Response to a Request is an art appreciation website, which was recently founded by Irish art critic and writer Rebecca O’Dwyer. The website provides a platform for writers to engage in sustained visual analysis in an original and experimental setting. Once a fortnight, a new writer, often invited by O’Dwyer herself, chooses an image of personal significance to reflect upon in considerable detail.
Whilst the written content of the website is highly engaging and insightful, the publishing concept behind Response to a Request makes it an interesting model to examine. Unusually for the internet, the website contains no archive which means that each text and image set only stays online for the duration of a fortnight before disappearing, leaving no technological footprint behind.
Intrigued by this concept, I emailed Rebecca to find out more behind her reasoning for this.
“I wanted to instil a sense of urgency around the texts”, she writes in an email to me. “Secondly, I wanted to make the space as pared down as possible. I guess [it works] to reduce distractions, and to focus the reader on the text and image. Also, I think a lot of art writing sites – and, the internet in general – are unnecessarily cluttered, and not at all conducive to reading”
As a reader of the website, I find the lack of archive to be a persuasive reason to read each post as soon as they appear online. Despite the function of the archive as a place to keep things safe for the sake of posterity; paradoxically, the website’s failure to include one actually makes the posts seem more precious and compelling as they won’t be around forever.
In this regard, I began to think about the concept of ephemerality and technology, and why there might be a compulsion towards this now in a hyper-archived, networked world.

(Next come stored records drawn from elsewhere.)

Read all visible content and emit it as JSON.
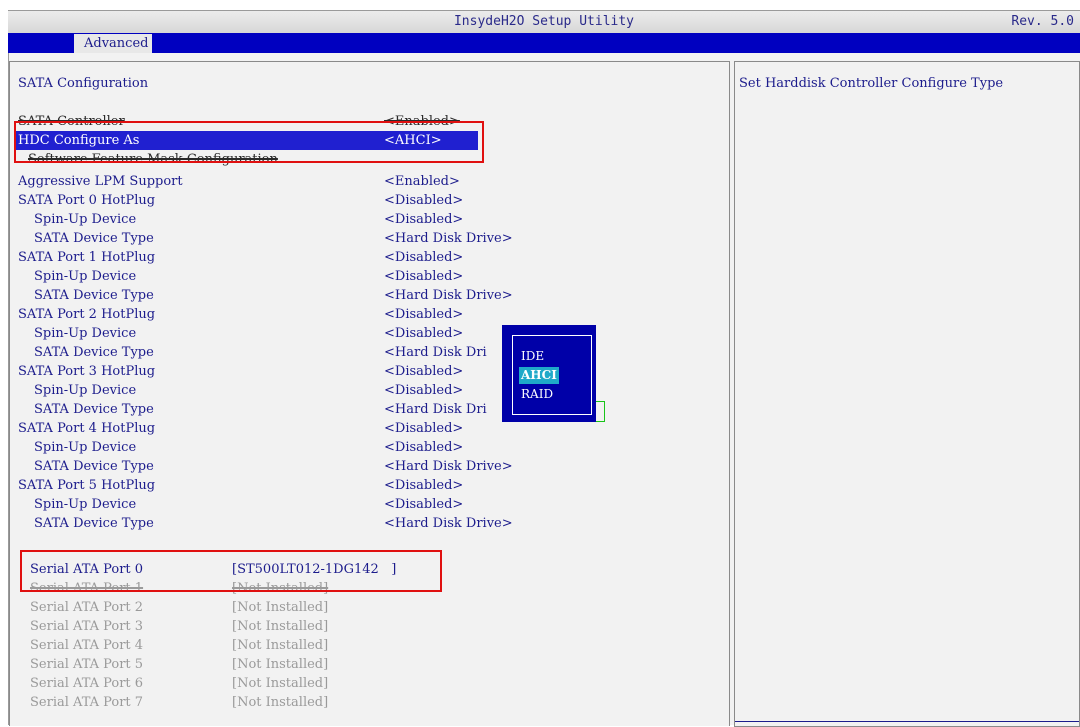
{
  "header": {
    "title": "InsydeH2O Setup Utility",
    "rev": "Rev. 5.0"
  },
  "menu": {
    "active_tab": "Advanced"
  },
  "page_title": "SATA Configuration",
  "help_text": "Set Harddisk Controller Configure Type",
  "settings": [
    {
      "label": "SATA Controller",
      "value": "<Enabled>"
    },
    {
      "label": "HDC Configure As",
      "value": "<AHCI>"
    },
    {
      "label": "Software Feature Mask Configuration",
      "value": ""
    },
    {
      "label": "Aggressive LPM Support",
      "value": "<Enabled>"
    },
    {
      "label": "SATA Port 0 HotPlug",
      "value": "<Disabled>"
    },
    {
      "label": "Spin-Up Device",
      "value": "<Disabled>"
    },
    {
      "label": "SATA Device Type",
      "value": "<Hard Disk Drive>"
    },
    {
      "label": "SATA Port 1 HotPlug",
      "value": "<Disabled>"
    },
    {
      "label": "Spin-Up Device",
      "value": "<Disabled>"
    },
    {
      "label": "SATA Device Type",
      "value": "<Hard Disk Drive>"
    },
    {
      "label": "SATA Port 2 HotPlug",
      "value": "<Disabled>"
    },
    {
      "label": "Spin-Up Device",
      "value": "<Disabled>"
    },
    {
      "label": "SATA Device Type",
      "value": "<Hard Disk Dri"
    },
    {
      "label": "SATA Port 3 HotPlug",
      "value": "<Disabled>"
    },
    {
      "label": "Spin-Up Device",
      "value": "<Disabled>"
    },
    {
      "label": "SATA Device Type",
      "value": "<Hard Disk Dri"
    },
    {
      "label": "SATA Port 4 HotPlug",
      "value": "<Disabled>"
    },
    {
      "label": "Spin-Up Device",
      "value": "<Disabled>"
    },
    {
      "label": "SATA Device Type",
      "value": "<Hard Disk Drive>"
    },
    {
      "label": "SATA Port 5 HotPlug",
      "value": "<Disabled>"
    },
    {
      "label": "Spin-Up Device",
      "value": "<Disabled>"
    },
    {
      "label": "SATA Device Type",
      "value": "<Hard Disk Drive>"
    }
  ],
  "popup": {
    "options": [
      "IDE",
      "AHCI",
      "RAID"
    ],
    "selected": "AHCI"
  },
  "sata_ports": [
    {
      "label": "Serial ATA Port 0",
      "value": "[ST500LT012-1DG142   ]"
    },
    {
      "label": "Serial ATA Port 1",
      "value": "[Not Installed]"
    },
    {
      "label": "Serial ATA Port 2",
      "value": "[Not Installed]"
    },
    {
      "label": "Serial ATA Port 3",
      "value": "[Not Installed]"
    },
    {
      "label": "Serial ATA Port 4",
      "value": "[Not Installed]"
    },
    {
      "label": "Serial ATA Port 5",
      "value": "[Not Installed]"
    },
    {
      "label": "Serial ATA Port 6",
      "value": "[Not Installed]"
    },
    {
      "label": "Serial ATA Port 7",
      "value": "[Not Installed]"
    }
  ],
  "colors": {
    "menu_bar": "#0000c0",
    "highlight": "#2020d0",
    "popup_bg": "#0000a8",
    "popup_selected": "#1fa9c9",
    "annotation_box": "#e01010",
    "text": "#1c1c8c"
  }
}
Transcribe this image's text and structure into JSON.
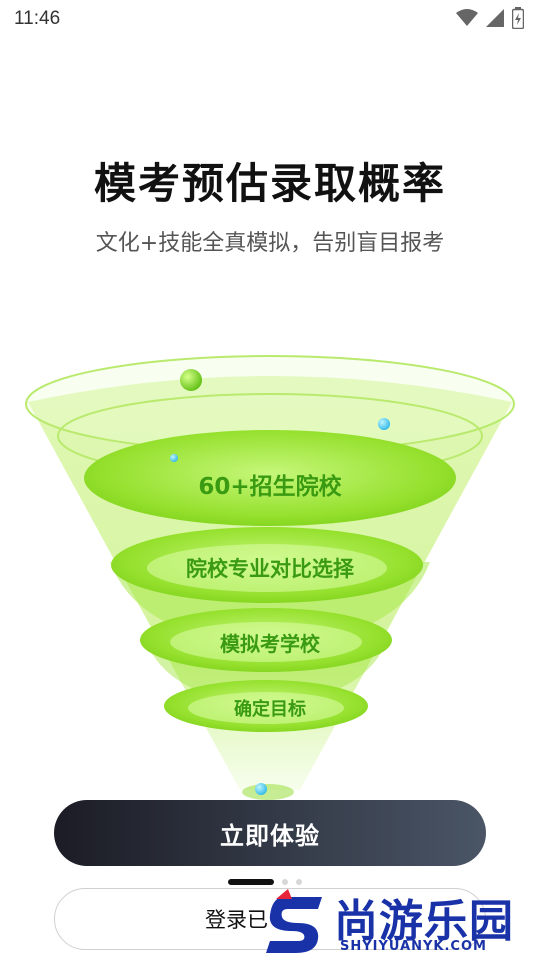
{
  "status": {
    "time": "11:46",
    "icons": [
      "wifi-icon",
      "signal-icon",
      "battery-charging-icon"
    ]
  },
  "hero": {
    "title": "模考预估录取概率",
    "subtitle": "文化+技能全真模拟，告别盲目报考"
  },
  "funnel": {
    "tiers": [
      "60+招生院校",
      "院校专业对比选择",
      "模拟考学校",
      "确定目标"
    ],
    "colors": {
      "rim": "#c8f08a",
      "body": "#9be23a",
      "label": "#3a9b12"
    }
  },
  "actions": {
    "primary_label": "立即体验",
    "secondary_label": "登录已"
  },
  "pager": {
    "count": 3,
    "active": 0
  },
  "watermark": {
    "brand": "尚游乐园",
    "url": "SHYIYUANYK.COM"
  }
}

Of course, the most obvious example of this mode is Snapchat, which in its transient nature permits moments of un-self-conscious sharing, in doing so allowing for what is arguably a more ‘authentic’ representation of the ‘self’, unlike the posturing present on Instagram’s blocky picture archive or on Facebook’s historical timeline.
Indeed, Snapchat has been compared to being ‘like a secret’ in that the momentariness of its images creates a vulnerability not so readily available on other social networking sites. In a fashion, I think that Response to a Request’s lack of archive offers a similar space to its contributors and readers alike in that it enables an intimate discussion, one which will not be endlessly circulated and re-posted.

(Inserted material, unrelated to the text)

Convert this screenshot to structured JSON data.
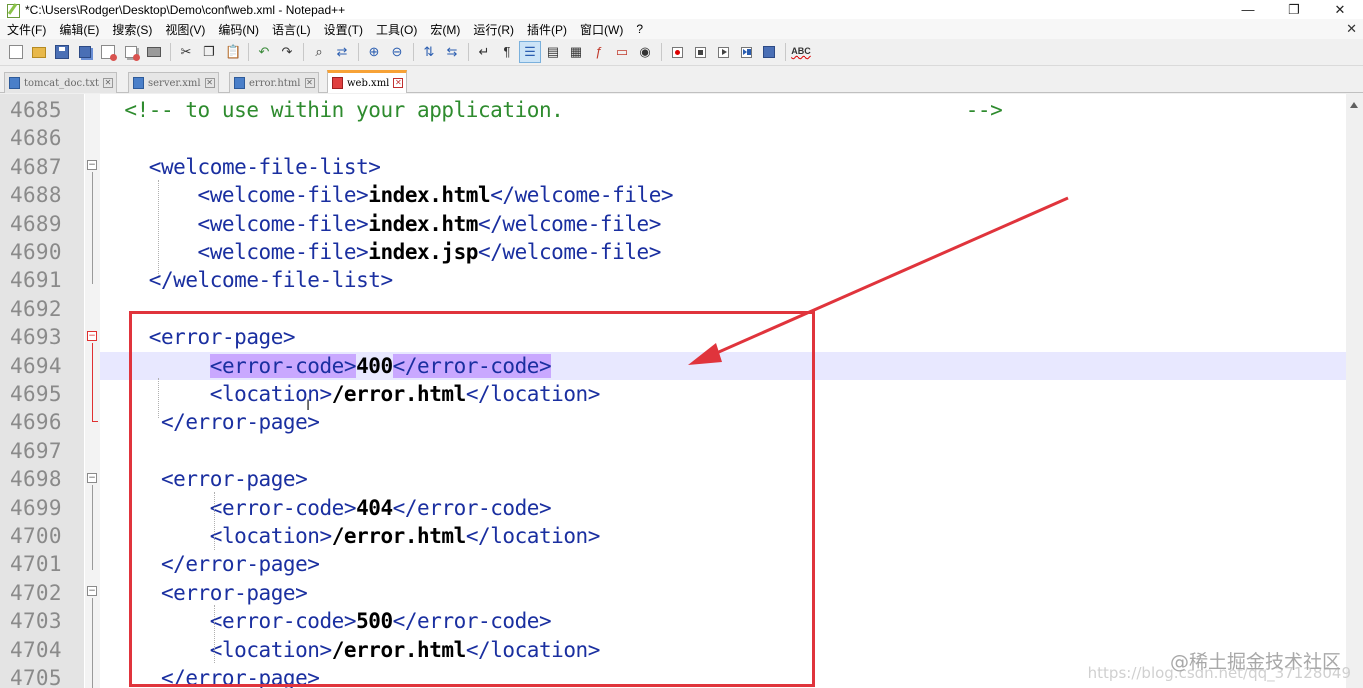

However, when I asked Rebecca whether her website could be considered as a highbrow version of Snapchat, she was quick to dismiss this, instead writing: “The format might be similar in a superficial way, but I don’t think Snapchat in any way highlights the importance of the singular image, or indeed of looking. That sense of pause, which I’m trying to create, is not there with snapchat: the image in hand is only one in a sequence, and each image exists only in relation to the one that preceded it, and the one that comes after. Its images are disposable, rather than ephemeral.”
Even so, there is still perhaps an interesting discussion to be had around the radical potential of an internet without archive.